The Dealertrack Credit Availability Index in October posted the largest month-over-month increase in auto credit access since March 2022.

Cox Automotive reported this week that the index reading came in at 94.5 in October, up 2.2% from the September reading and a second consecutive month of easing after tightening through the summer.

While the sequential rise was notable, analysts acknowledge the index is still 2.1% lower than a year ago.

“Certified pre-owned loans loosened the most, while credit availability for used loans loosened the least,” Cox Automotive said in analysis that accompanied the index report. “Consumers financing non-captive new loans and used loans through independent dealers have better access to credit than pre-pandemic levels. Overall, credit access was tighter than a year ago, with new loans showing the least tightening and certified pre-owned loans experiencing the most tightening compared to last year.

“In October, credit availability increased for all lender types,” analysts continued. “Credit unions showed the most significant loosening, while auto-focused finance companies loosened the least. Still, auto-focused finance companies are the only lender type offering more access to credit now than before the pandemic. Compared to the previous year, auto-focused finance companies loosened the most, whereas banks experienced the greatest tightening.”

Cox Automotive then explained how the index got to the latest reading.

Analysts said the average yield spread on auto financing tightened by 52 basis points in October, making auto rates more favorable compared to bond yields. The pointed out the average auto finance rate dropped by 11 basis points from September, while the five-year U.S. Treasury increased by 41 basis points, leading to a smaller yield spread.

Perhaps it’s a trend you’ve noticed in your dealership finance office, too. Cox Automotive said auto finance rates have decreased by 124 basis points since March.

While the approval rate increased by 20 basis points in October compared to the previous month, analysts said they’re off by 2.6 percentage points versus the previous year.

Meanwhile, Cox Automotive said the subprime share increased by 20 basis points in October and by 1.2 percentage points year-over-year.

“This marks the third consecutive rise in subprime share,” analysts said.

Cox Automotive went on to mention the share of contracts with terms longer than 72 months dropped by 30 basis points in October, settling 0.9 percentage points lower than a year earlier.

And what’s been of interest for much of the year, analysts noticed the number of contracts with negative equity decreased by 30 basis points in October, following four months of increases. But the volume of that paper remains 1.6 percentage points higher compared to the same juncture last year.

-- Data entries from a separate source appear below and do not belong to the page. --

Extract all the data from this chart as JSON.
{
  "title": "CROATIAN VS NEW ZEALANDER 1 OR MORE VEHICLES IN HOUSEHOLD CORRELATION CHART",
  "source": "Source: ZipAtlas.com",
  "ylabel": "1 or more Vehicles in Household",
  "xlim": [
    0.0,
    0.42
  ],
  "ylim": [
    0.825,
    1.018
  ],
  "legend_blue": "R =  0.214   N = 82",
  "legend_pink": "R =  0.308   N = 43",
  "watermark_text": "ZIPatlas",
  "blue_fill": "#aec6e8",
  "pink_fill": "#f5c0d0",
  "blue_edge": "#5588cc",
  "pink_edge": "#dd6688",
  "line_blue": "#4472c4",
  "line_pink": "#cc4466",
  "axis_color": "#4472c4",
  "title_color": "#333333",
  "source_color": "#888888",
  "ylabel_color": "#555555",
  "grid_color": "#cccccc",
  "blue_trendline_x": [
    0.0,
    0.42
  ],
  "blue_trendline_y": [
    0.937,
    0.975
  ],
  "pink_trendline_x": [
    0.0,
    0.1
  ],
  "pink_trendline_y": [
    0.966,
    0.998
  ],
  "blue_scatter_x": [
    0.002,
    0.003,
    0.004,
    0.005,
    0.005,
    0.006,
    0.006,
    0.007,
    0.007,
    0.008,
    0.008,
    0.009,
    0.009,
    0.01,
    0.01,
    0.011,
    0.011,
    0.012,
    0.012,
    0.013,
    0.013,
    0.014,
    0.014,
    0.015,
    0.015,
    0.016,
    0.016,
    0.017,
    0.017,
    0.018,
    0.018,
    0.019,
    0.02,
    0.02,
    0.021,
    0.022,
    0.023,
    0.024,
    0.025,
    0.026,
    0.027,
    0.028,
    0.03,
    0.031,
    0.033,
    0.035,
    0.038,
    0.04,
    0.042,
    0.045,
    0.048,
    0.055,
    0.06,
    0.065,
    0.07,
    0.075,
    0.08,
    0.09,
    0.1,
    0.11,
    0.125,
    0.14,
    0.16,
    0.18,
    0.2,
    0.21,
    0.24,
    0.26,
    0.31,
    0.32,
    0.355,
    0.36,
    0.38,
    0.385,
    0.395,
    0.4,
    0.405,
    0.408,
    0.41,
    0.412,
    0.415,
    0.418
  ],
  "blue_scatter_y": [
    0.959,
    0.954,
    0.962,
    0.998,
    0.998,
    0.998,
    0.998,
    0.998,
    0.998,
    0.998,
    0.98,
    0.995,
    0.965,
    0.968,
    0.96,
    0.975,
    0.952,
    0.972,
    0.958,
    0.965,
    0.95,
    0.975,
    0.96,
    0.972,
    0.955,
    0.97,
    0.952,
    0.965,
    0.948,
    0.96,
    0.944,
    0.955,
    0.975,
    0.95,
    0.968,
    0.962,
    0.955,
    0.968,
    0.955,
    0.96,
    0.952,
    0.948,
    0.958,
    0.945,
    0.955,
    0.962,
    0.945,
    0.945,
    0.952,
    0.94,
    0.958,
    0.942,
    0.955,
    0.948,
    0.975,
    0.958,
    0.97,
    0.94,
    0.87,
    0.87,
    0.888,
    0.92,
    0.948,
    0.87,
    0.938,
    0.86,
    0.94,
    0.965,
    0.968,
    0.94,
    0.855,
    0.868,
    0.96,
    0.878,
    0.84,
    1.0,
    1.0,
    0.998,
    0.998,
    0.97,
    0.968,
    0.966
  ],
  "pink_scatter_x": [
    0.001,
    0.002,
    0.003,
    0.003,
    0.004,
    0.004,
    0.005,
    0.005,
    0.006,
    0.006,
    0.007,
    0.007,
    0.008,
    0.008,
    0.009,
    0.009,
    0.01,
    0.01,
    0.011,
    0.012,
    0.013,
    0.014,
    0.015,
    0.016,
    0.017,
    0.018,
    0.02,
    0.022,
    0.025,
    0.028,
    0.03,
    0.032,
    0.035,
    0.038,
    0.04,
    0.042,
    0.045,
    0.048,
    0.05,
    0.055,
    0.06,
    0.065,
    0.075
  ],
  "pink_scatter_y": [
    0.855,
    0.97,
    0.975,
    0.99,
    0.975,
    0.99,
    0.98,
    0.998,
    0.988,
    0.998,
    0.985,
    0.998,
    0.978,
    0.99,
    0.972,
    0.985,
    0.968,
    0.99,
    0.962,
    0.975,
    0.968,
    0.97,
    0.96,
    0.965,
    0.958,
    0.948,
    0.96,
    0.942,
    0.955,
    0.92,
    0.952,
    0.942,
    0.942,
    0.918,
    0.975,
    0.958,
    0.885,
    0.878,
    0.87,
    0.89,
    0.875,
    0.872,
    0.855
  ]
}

Analysts added the down payment percentage was flat in October and has either declined or been flat every month since February.

Cox Automotive touched on a few measurements of consumer confidence to round out its update.

“The Conference Board Consumer Confidence Index jumped 9.6% in October, when only a slight increase had been expected, and September’s index was revised higher,” analysts said. “Consumers’ views of both the present and the future improved. Consumer confidence was up 9.7% year-over-year. Plans to purchase a vehicle in the next six months increased substantially to the highest level since December 2019.

“According to the sentiment index from the University of Michigan, consumer sentiment increased 0.6% in October compared to September and was up 10.5% year-over-year,” analysts continued. “Views of the current situation improved, but expectations declined. The median consumer expectation for inflation in a year was stable compared to September at 2.7%, the lowest level since December 2020. The median expectation for inflation in five years declined to 3.0% from 3.1% in September. The consumers’ views of buying conditions for vehicles improved to the best level since April.”

Cox Automotive reiterated each Dealertrack Auto Credit Index tracks shifts in approval rates, subprime share, yield spreads and contract details, including term length, negative equity, and down payments. The index is baselined to January 2019 to provide a view of how credit access shifts over time.